Skeena Cities Now Have The Ability To Ban Single-Use Plastics–If They Want To

BC just amended rules making local bans possible.

Microplastics found in orca's poop. They could incidentally swallow particles in sea water while eating fish, or they could ingest salmon that are themselves contaminated with microplastic particles. / Photo credit: NOAA

[This story originally appeared on The North Coast Review, a blog based in Prince Rupert that contains “items of interest to those living on the North Coast of BC.”]

If it wishes, Prince Rupert City Council, as well as local governments across the Skeena, can now take advantage of some new rules designed to allow local governments to institute bans on plastic bags and certain single-use plastic without requiring provincial approval.

In an announcement earlier this week, the provincial government said it has amended a regulation under the Community Charter to allow local governments to ban single-use plastics, including plastic checkout bags, polystyrene foam containers and plastic utensils, which includes stir sticks. 

Photo credit: Chris Jordan / Source: Vice

Previously, municipalities required ministerial approval to implement a plastics ban.

George Heyman, the Minister of Environment and Climate Change Strategy noted how the province was responding to the desires of local governments across the province with the measure.

“Communities across B.C. have made it clear they want to be environmental leaders by taking steps to ban single-use plastics,” Heyman said. “We will continue to work with all levels of government to protect our land and waterways from plastic pollution and the harm it creates.
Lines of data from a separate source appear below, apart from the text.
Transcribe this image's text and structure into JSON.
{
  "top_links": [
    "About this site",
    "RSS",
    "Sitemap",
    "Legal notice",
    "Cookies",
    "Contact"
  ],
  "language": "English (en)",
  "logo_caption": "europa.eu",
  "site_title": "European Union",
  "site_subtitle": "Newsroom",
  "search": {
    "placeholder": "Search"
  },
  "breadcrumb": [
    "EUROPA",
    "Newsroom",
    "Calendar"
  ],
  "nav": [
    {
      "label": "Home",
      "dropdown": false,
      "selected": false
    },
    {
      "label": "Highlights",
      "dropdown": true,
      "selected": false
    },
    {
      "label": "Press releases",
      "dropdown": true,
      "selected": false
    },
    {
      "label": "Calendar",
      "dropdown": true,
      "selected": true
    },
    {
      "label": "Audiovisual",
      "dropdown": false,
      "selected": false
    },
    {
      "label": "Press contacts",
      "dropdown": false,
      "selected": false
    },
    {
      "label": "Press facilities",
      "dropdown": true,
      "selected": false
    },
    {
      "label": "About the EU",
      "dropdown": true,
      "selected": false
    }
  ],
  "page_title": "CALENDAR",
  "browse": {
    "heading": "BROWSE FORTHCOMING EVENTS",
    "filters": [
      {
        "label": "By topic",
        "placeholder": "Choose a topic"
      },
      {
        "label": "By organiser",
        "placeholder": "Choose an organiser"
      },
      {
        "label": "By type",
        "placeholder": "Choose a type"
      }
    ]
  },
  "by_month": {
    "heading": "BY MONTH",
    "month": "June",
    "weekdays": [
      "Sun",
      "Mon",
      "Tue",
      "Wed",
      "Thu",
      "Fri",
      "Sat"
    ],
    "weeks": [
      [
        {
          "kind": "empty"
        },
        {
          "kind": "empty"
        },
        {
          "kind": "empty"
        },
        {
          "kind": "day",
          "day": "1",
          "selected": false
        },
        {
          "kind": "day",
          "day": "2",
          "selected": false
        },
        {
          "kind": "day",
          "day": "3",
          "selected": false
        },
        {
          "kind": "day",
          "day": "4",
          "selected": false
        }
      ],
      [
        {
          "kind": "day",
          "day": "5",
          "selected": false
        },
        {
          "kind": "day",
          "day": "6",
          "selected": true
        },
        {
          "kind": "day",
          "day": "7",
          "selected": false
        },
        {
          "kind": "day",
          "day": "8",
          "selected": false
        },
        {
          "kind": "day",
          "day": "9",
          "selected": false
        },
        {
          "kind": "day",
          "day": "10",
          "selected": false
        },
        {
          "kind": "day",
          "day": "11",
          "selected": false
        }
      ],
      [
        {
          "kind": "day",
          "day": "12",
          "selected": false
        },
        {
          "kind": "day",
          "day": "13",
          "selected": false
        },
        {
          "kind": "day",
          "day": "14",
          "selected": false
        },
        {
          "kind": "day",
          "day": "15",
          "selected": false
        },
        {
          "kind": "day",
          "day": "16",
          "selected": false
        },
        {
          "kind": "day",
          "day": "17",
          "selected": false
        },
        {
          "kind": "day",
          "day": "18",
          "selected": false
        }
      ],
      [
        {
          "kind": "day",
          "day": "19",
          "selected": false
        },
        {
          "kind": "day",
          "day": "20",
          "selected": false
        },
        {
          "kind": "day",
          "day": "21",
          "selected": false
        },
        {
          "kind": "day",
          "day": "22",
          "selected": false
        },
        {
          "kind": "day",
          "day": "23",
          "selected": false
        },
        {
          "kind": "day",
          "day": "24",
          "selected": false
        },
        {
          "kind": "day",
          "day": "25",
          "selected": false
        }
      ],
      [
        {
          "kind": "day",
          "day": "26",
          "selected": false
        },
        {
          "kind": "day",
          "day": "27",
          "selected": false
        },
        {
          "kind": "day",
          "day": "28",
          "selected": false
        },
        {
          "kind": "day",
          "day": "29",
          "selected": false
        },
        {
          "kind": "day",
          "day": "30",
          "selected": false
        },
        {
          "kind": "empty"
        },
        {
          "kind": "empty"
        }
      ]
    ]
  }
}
Local governments wanted the ability to act without delay, and now they have it.”

Plastics found in the ocean. / Photo credit: NOAA

Last year Prince Rupert City Council discussed the idea of a local initiative in January 2020, but so far no civic action has been taken.

Locally one large commercial organization has introduced its own plastic bag initiative. Canada Safeway began shifting away from the use of plastic bags in May of this year. 

So far they are the only significant commercial sector group provider in the community to do so.